Legendary Fontainebleau Hotel Voted Best Building in Florida
Apr 23, 2012 April 23, 2012
The Fontainebleau on Miami Beach was the stuff legends are made of, and yet, like many a genius, it was mocked and underestimated in its era, for a lack of appreciation of its obvious ingenuity in design. A mammoth structure, envisioned by architect Morris Lapidus, brought to life in the year 1954, this extravagant hotel finally receives a title befitting of its legendary status.

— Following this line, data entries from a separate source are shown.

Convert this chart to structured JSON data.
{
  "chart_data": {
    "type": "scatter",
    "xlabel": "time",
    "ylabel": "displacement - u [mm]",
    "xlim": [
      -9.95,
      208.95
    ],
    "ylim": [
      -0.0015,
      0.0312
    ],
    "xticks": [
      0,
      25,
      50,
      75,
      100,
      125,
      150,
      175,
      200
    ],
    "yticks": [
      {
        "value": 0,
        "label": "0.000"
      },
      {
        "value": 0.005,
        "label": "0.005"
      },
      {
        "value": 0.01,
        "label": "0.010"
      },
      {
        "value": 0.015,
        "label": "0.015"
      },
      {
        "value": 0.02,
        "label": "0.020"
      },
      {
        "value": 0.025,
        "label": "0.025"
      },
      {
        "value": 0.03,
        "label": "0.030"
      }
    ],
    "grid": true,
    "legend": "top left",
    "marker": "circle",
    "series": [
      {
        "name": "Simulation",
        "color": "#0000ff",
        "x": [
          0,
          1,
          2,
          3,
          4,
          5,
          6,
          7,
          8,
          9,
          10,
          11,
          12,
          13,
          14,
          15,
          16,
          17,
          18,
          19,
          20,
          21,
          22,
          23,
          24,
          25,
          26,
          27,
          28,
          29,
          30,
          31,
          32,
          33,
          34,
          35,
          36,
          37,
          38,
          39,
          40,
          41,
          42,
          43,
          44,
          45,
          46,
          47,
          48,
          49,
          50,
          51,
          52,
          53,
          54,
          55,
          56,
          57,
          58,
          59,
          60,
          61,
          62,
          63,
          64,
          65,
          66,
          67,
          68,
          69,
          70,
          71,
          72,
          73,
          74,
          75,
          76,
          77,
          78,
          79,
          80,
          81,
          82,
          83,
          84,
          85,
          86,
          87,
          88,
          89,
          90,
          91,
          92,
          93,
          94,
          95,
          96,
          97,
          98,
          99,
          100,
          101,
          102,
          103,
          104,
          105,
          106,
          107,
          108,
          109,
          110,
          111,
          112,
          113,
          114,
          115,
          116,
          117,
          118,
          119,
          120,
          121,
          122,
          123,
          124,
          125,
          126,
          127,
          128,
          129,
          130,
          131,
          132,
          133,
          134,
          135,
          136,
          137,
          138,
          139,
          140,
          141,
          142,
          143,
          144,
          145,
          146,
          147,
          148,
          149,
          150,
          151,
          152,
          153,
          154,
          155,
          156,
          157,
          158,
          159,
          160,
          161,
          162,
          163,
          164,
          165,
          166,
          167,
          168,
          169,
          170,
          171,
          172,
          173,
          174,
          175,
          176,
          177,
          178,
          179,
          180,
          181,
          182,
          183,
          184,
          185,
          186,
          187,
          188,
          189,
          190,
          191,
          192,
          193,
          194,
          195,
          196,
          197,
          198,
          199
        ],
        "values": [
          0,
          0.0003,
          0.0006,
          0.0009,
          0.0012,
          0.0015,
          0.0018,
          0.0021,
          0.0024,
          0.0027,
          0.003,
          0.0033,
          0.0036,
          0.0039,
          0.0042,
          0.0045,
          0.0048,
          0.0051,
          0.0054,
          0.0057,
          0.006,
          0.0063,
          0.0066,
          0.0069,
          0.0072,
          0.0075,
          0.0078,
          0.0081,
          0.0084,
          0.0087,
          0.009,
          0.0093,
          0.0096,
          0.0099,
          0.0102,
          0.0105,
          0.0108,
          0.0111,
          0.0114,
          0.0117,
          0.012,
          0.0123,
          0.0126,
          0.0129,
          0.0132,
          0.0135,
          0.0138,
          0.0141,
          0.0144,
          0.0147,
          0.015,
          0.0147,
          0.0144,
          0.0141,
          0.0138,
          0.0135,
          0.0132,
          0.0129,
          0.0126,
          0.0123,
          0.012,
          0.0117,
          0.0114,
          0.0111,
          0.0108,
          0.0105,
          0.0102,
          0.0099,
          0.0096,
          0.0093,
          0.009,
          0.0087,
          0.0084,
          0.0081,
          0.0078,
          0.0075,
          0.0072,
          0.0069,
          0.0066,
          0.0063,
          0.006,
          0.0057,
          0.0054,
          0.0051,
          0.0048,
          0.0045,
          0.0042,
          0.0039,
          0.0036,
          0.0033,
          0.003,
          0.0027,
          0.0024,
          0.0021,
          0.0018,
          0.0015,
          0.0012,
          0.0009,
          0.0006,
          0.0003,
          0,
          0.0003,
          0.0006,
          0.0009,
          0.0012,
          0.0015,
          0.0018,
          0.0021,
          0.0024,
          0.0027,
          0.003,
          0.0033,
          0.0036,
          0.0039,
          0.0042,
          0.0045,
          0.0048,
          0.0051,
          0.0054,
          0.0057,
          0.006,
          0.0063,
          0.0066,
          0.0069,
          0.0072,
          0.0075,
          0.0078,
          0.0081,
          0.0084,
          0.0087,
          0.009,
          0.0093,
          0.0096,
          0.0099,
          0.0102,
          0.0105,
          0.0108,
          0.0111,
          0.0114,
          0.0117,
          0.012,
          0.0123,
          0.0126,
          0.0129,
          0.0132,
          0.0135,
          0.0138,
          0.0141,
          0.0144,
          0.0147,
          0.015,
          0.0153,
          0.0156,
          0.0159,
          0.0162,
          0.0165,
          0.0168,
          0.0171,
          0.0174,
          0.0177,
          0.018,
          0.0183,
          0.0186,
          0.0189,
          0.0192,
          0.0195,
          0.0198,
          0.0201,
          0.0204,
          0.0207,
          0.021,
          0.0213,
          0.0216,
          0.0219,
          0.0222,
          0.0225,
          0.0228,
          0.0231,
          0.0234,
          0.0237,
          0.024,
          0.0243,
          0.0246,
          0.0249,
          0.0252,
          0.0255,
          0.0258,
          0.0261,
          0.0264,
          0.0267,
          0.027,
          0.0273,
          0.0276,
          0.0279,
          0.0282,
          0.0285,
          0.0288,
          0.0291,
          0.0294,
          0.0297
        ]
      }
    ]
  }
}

The iconic Fontainebleau of Miami Beach has been voted the best building in Florida after a month-long, public competition conducted by the Floridian chapter of the American Institute of Architects. With a whopping 2.4 million votes behind its win, the Fontainebleau left behind 99 other entries on the list inclusive of bigwigs such as Mar-a-Lago (no. 5), The Breakers Resort (no. 7), and Fort Lauderdale (no. 9). The crowning ceremony of the hotel took place poolside overlooking the Atlantic Ocean.
Millionaire Row’s darling, the Fontainebleau, Miami Beach dared to break away from the stronghold of the prevalent International Style in its era, to include a curvilinear design complete with luxurious adornments and a signature bow-tie patterned floor that together make up the modern-meets-baroque work of art we are familiar with. Crowned a national architectural milestone, the Fontainebleau can be said to have restored expressiveness to modern architecture, inspiring design elements for many other Miami Beach condos.
After its 2008 renovations, the hotel not only preserved elements of its glamorous past, but also geared up with facilities for the modern-day discerning traveler. The Fontainebleau on Miami Beach still holds on to its most iconic mementos including the mysterious ‘Staircase to Nowhere’, signature bow-tie marble flooring, striking gold-tiled columns and walls as well as other dramatic features from its original plan. In the famous words of its bold architect, this iconic hotel still makes sure that it retains the same elements from its past, which were meant to create a shock and awe effect where people just “walk in and drop dead”.